Nobody knows. The most likely scenario is a long, drawn-out fight, with incremental progress interrupted by emergency cooling measures and spikes in radioactivity.
Once the pumps and the residual heat removal systems are running, it would take only a couple days to bring the reactors to a cold shutdown. But engineers are literally working in the dark. Lights have only recently gone on in the control room, but electrically powered monitors and gauges -- workers' eyes and ears inside the reactor -- are still off. Radiation readings outside the reactors are still taken via a moving car, because the monitoring posts are not powered. Temperature and pressure readings from backup systems are all that workers have to "see" what is going on in the reactors.
Workers remain hampered by broken pipes, debris, flooded equipment and a scarcity of replacement pumps and water tanks. Work has also been interrupted by hosing operations to lower rising temperatures in the reactor cores and spent fuel pools, as well as by an occasional fire and radiation injuries.
Because of the high levels of radiation in the water, experts suspect damage to the containment structures around the No.2 reactor core. They said it may take as long as a few months to bring that reactor to a cold shutdown.
WHAT ARE THE RISKS?
The main risk comes from the radiation that will continue to escape each time a pipe leaks or rising pressure forces workers to vent steam containing radiation. Leaking water from within the nuclear pressure vessels could find their way into the soil and the ocean, while spikes in radiation could contaminate crops over a wide area.
The risk that the spent fuel pools could reach recriticality seems remote, as long as there are workers and firefighters willing to douse the reactors with water each time temperatures start to rise.
The same could be said of a small, hypothetical risk of a corium steam explosion, particularly in the No.1 reactor, which is the plant's oldest and which is believed to have a weak spot. If workers are unable to continue hosing operations, and if the nuclear fuel manages to melt through the bottom of the reactor and fall into a water pool below, this would result in a high temperature burst and a sudden release of a huge amount of hydrogen that could, in an unlikely "perfect storm" scenario, breach the containment vessel.
Should either worst-case scenarios happen, it could disperse high levels of radiation up to 20 km (12 miles) around the site, making it impossible to bring the reactors to a cold shutdown without great sacrifice.
WHAT RISK FROM PLUTONIUM?
Plutonium has been found in soil samples at the site, further evidence that fuel rods in at least one reactor may have melted down considerably before they were cooled, and that there is damage to the structures containing the nuclear core.

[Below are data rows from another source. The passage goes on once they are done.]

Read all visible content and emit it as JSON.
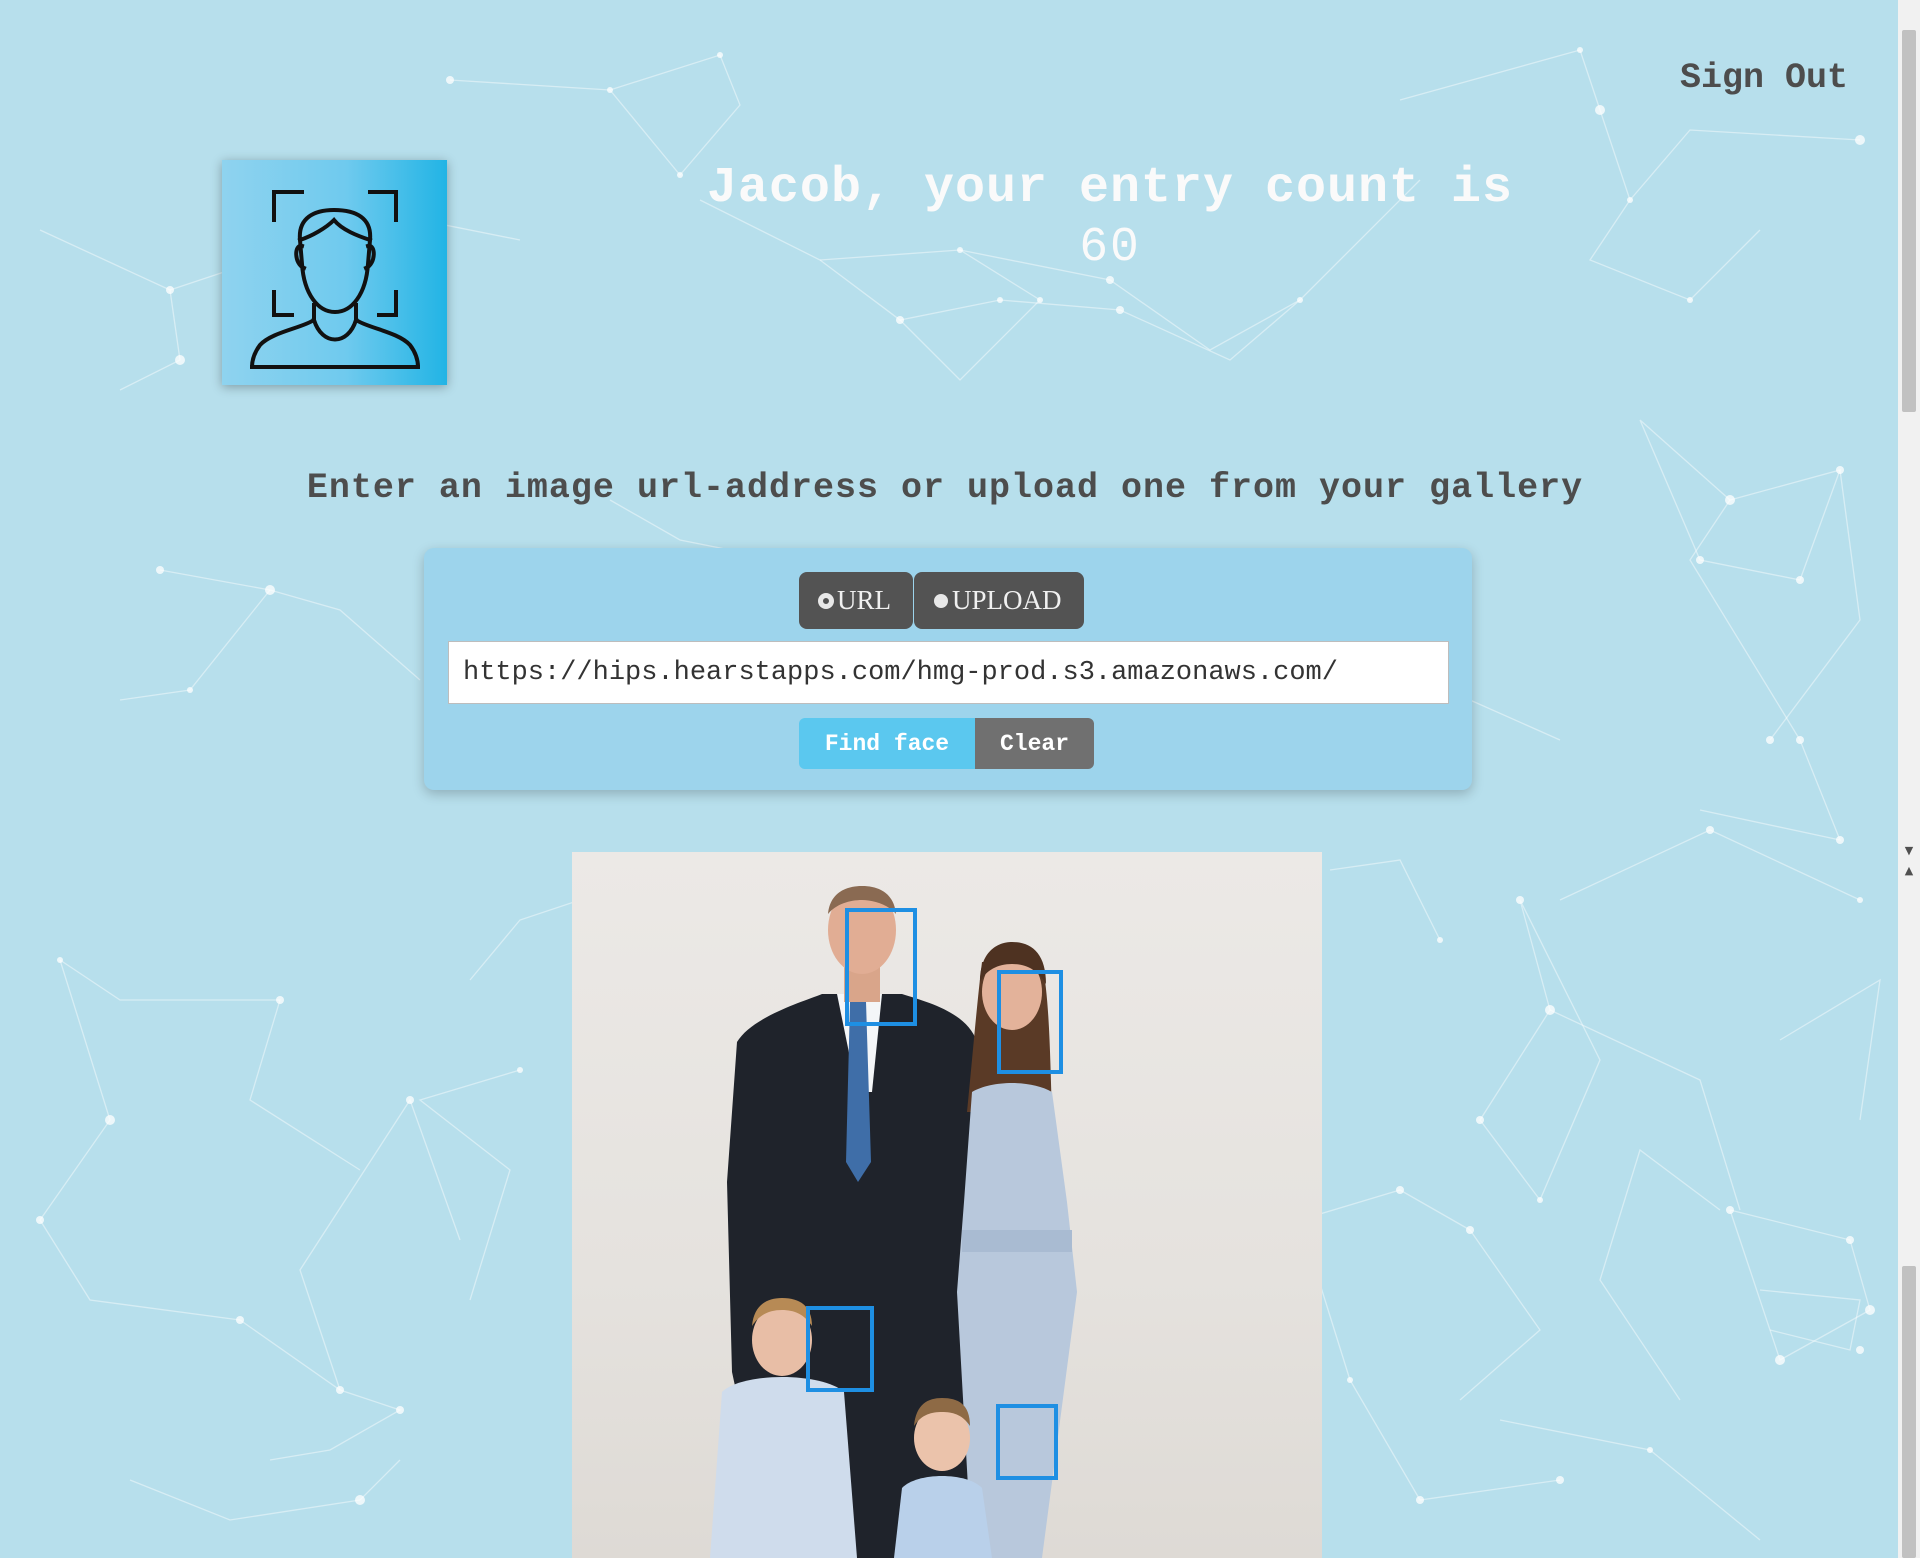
{
  "header": {
    "signout_label": "Sign Out",
    "logo_icon": "face-scan-icon"
  },
  "greeting": {
    "message": "Jacob, your entry count is",
    "entry_count": "60"
  },
  "prompt": "Enter an image url-address or upload one from your gallery",
  "input_panel": {
    "mode_options": [
      {
        "label": "URL",
        "selected": true
      },
      {
        "label": "UPLOAD",
        "selected": false
      }
    ],
    "url_value": "https://hips.hearstapps.com/hmg-prod.s3.amazonaws.com/",
    "find_face_label": "Find face",
    "clear_label": "Clear"
  },
  "result": {
    "detected_faces": 4,
    "face_box_color": "#1e8fe3"
  },
  "colors": {
    "background": "#b7dfec",
    "panel": "#9dd4ec",
    "accent": "#5bc8ef",
    "dark_button": "#535353"
  }
}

Only trace amounts of the toxic substance have been detected. The level of up to 0.54 becquerals per kg of soil is not considered harmful. Most people have some plutonium in their bodies from atmospheric and underwater nuclear tests and some pacemakers are powered by plutonium.
But the presence of the radioactive poison outside the reactors compounds worry for the workers there as long as authorities are not sure how the heaviest of primordial elements leaked out.
Plutonium-239, used most in reactors, has a half-life of 24,200 years. It is not readily absorbed by the body but what is absorbed, stays put, irradiates surrounding tissue and is carcinogenic.
WILL THE SITE BECOME A NO-MAN'S LAND?
Most likely, yes.
The plant operator TEPCO officially said the plant will be decommissioned -- something that had been assumed ever since engineers began pumping corrosive seawater into them. But even after a cold shutdown, scrapping the plant would take decades.
There are tonnes of nuclear waste sitting at the site of the nuclear reactors. Enclosing the reactors by injecting lead and encasing them in concrete would make it safe to work and live a few kilometres away from the site, but is not a long-term solution for the disposal of spent fuel, which will decay and emit fission fragments over several thousand years.
The spent nuclear fuel in Fukushima has been damaged by sea water, so recycling it is probably not an option, while transporting it elsewhere is unlikely given the opposition that proposal would bring.